Journey of the Badiu:
The Story of Cape Verdean-
American Musician Norberto Tavares

directed by Susan Hurley-Glowa
(independent, 2007)

Norberto Tavares has a musical gift and a social conscience. Once combined, the course of this native Cape Verdean was clear.

Now 50 and living in New Bedford, Mass., Tavares traveled to Lancaster, Pa., on Sunday, Nov. 12, 2006, to watch the world premier of movie telling his story -- and he watched it with a great deal of interest and excitement.

"It's a good feeling," he said after the evening show at Barshinger Center, Franklin & Marshall College. "I'm very satisfied."

The movie, Journey of the Badiu: The Story of Cape Verdean-American Musician Norberto Tavares, was written and directed by F&M music professor Susan Hurley-Glowa, who met Tavares while studying among the Cape Verdean population in New England and made her first visit to the archipelago nation in 1991.

Cape Verde, comprising 10 islands and about eight islets, lies about 300 miles off the west coast of Africa. Uninhabited when it was discovered in Portuguese explorers in 1456, it was quickly colonized by European settlers and, because it became a stopping point during slaving voyages of that era, became home to a mix of European and African cultures. After gaining its independence from Portugal in 1975, Cape Verde elected its first democratic government in 1991.

Through much of the nation's political turmoil in the last few decades, Tavares -- born in 1956 on the island of Santiago -- has been an ambassador of Cape Verde's musical traditions and, through his music, a champion of social justice and the rights of the poor.

The movie details the styles of Cape Verdean music, such as the unique forms of morna and funana. The accordion and guitar are the most common instruments, although other instruments are used and hand percussion is quite common.

But Tavares, as other island musicians attested in interviews, took the traditional forms in new directions -- and always with a political subtext in his lyrics.
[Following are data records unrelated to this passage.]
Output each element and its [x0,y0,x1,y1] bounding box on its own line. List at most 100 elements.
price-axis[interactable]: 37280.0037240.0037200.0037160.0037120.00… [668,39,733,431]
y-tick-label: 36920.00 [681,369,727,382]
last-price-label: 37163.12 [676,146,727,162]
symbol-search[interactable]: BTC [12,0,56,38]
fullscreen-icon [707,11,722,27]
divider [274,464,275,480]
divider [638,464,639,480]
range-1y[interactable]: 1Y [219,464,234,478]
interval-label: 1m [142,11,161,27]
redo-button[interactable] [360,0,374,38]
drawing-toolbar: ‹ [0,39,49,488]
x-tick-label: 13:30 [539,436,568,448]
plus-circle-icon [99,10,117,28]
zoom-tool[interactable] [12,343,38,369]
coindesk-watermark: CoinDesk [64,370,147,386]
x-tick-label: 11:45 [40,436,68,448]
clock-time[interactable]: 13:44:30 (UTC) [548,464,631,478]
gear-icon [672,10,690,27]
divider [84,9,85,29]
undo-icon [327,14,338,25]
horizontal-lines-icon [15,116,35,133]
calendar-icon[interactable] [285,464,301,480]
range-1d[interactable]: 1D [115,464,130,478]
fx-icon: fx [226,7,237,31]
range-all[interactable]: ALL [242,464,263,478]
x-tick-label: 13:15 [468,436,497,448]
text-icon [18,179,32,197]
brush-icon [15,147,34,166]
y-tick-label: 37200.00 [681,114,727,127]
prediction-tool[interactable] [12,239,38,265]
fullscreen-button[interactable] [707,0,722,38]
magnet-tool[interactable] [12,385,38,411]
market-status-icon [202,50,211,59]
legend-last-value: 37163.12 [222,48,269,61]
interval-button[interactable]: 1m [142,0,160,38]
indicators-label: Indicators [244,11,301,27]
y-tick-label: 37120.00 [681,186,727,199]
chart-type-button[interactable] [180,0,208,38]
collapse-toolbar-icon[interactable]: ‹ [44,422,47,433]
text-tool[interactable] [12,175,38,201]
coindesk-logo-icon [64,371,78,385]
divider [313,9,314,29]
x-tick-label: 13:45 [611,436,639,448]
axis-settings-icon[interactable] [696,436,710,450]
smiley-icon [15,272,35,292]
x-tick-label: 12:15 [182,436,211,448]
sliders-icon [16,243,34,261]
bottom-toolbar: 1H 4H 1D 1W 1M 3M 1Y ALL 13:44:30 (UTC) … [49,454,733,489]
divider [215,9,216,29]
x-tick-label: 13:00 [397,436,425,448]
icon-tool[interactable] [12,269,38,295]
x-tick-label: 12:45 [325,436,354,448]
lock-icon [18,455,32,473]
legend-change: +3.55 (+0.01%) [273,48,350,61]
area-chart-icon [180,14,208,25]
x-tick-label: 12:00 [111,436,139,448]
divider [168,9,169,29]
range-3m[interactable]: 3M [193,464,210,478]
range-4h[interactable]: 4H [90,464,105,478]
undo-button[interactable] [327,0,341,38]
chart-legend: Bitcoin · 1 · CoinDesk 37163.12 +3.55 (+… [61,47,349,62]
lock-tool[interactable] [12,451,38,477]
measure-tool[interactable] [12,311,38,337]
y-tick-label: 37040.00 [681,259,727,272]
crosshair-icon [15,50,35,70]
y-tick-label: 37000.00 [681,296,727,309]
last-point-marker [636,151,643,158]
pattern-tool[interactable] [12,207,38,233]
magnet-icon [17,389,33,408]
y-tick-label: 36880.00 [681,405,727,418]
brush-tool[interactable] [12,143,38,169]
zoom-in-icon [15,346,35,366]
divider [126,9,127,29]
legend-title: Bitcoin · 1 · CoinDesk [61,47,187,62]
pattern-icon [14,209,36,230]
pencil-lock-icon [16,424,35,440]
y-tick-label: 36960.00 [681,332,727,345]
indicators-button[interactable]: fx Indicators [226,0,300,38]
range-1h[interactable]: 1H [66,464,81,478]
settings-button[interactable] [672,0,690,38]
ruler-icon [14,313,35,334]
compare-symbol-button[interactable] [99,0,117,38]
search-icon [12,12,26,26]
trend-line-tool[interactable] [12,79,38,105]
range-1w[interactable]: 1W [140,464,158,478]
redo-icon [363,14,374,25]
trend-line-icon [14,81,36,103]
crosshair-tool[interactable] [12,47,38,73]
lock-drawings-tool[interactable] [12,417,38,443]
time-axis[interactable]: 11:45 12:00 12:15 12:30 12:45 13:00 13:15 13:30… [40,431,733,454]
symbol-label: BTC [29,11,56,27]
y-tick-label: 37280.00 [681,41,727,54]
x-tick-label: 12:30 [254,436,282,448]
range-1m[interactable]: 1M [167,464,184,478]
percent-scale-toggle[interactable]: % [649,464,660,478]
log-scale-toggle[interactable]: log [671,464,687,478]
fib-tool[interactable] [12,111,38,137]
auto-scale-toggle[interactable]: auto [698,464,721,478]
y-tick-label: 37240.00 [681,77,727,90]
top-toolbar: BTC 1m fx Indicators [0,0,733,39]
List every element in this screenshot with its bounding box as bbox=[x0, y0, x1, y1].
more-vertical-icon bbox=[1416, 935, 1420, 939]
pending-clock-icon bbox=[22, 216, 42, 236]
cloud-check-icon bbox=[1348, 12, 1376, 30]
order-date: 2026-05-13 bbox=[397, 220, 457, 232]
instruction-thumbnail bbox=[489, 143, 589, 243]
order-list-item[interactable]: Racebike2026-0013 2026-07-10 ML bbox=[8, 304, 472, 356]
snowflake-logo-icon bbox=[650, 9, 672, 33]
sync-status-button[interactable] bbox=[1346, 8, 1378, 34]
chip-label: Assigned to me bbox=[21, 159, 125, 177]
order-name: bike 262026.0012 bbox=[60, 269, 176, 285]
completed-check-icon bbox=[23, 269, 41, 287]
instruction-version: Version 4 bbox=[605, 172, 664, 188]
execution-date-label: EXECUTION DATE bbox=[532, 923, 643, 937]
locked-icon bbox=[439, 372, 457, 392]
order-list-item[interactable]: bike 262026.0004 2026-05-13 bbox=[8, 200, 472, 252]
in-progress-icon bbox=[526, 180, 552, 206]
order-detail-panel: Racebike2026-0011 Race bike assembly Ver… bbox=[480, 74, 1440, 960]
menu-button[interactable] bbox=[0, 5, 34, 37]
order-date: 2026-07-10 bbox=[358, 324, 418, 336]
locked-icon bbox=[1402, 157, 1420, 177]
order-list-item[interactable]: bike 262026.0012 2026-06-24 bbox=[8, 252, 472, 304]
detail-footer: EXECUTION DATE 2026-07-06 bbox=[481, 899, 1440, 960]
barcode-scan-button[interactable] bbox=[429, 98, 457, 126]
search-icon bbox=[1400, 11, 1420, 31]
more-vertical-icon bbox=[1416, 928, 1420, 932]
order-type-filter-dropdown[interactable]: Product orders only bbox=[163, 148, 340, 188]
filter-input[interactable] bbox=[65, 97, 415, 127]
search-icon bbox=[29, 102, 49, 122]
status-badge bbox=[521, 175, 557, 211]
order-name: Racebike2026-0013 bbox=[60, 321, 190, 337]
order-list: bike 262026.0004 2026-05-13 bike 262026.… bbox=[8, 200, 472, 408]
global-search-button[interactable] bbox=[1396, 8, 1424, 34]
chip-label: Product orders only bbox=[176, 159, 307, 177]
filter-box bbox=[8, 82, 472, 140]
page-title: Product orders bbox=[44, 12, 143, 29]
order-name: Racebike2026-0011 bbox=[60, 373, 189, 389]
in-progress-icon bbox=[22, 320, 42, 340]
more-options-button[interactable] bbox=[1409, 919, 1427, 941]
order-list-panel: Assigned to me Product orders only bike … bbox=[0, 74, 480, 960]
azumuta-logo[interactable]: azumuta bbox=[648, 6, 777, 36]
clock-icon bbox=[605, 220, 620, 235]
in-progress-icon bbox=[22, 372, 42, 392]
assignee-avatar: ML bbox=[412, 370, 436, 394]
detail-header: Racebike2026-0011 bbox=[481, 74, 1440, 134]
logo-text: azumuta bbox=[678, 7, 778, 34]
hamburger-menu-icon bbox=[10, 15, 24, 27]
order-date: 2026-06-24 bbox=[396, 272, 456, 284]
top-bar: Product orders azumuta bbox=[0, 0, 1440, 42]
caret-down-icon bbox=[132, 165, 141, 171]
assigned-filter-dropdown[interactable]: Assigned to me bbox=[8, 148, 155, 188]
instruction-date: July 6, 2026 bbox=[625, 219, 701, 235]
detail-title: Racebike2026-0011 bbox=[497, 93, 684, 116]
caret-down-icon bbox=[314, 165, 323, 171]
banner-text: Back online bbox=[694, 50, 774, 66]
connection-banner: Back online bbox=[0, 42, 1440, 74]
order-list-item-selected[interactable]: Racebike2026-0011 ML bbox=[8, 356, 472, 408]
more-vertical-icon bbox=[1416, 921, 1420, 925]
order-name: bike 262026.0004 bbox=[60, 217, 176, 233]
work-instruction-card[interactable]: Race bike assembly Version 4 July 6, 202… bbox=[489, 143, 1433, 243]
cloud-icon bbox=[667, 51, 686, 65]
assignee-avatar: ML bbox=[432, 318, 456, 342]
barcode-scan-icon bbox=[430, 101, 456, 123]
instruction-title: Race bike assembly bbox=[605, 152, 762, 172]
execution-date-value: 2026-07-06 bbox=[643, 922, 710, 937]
So, while the movie spotlights social issues in Cape Verde and interviews residents about them -- particularly regarding gender relations -- Tavares' music fills the screen in a montage of concert and studio clips, along with the sharp hip gyrations of popular dance. Other Cape Verde musicians also are interviewed about Tavares' influence on them and their music.

Making the movie was fulfilling, Tavares said -- and quite a lot of work. "There was 29 hours of tape to be reduced to 50 minutes," he said.

For ethnomusicologist Hurley-Glowa, the project started 16 years ago, when she met Tavares in Rhode Island. "I wasn't aware of just how important Norberto was until the last four or five years," she said. "Then I started to realize he was an important national hero."

The movie still needs some editing work, she noted, and will be officially released sometime in 2007.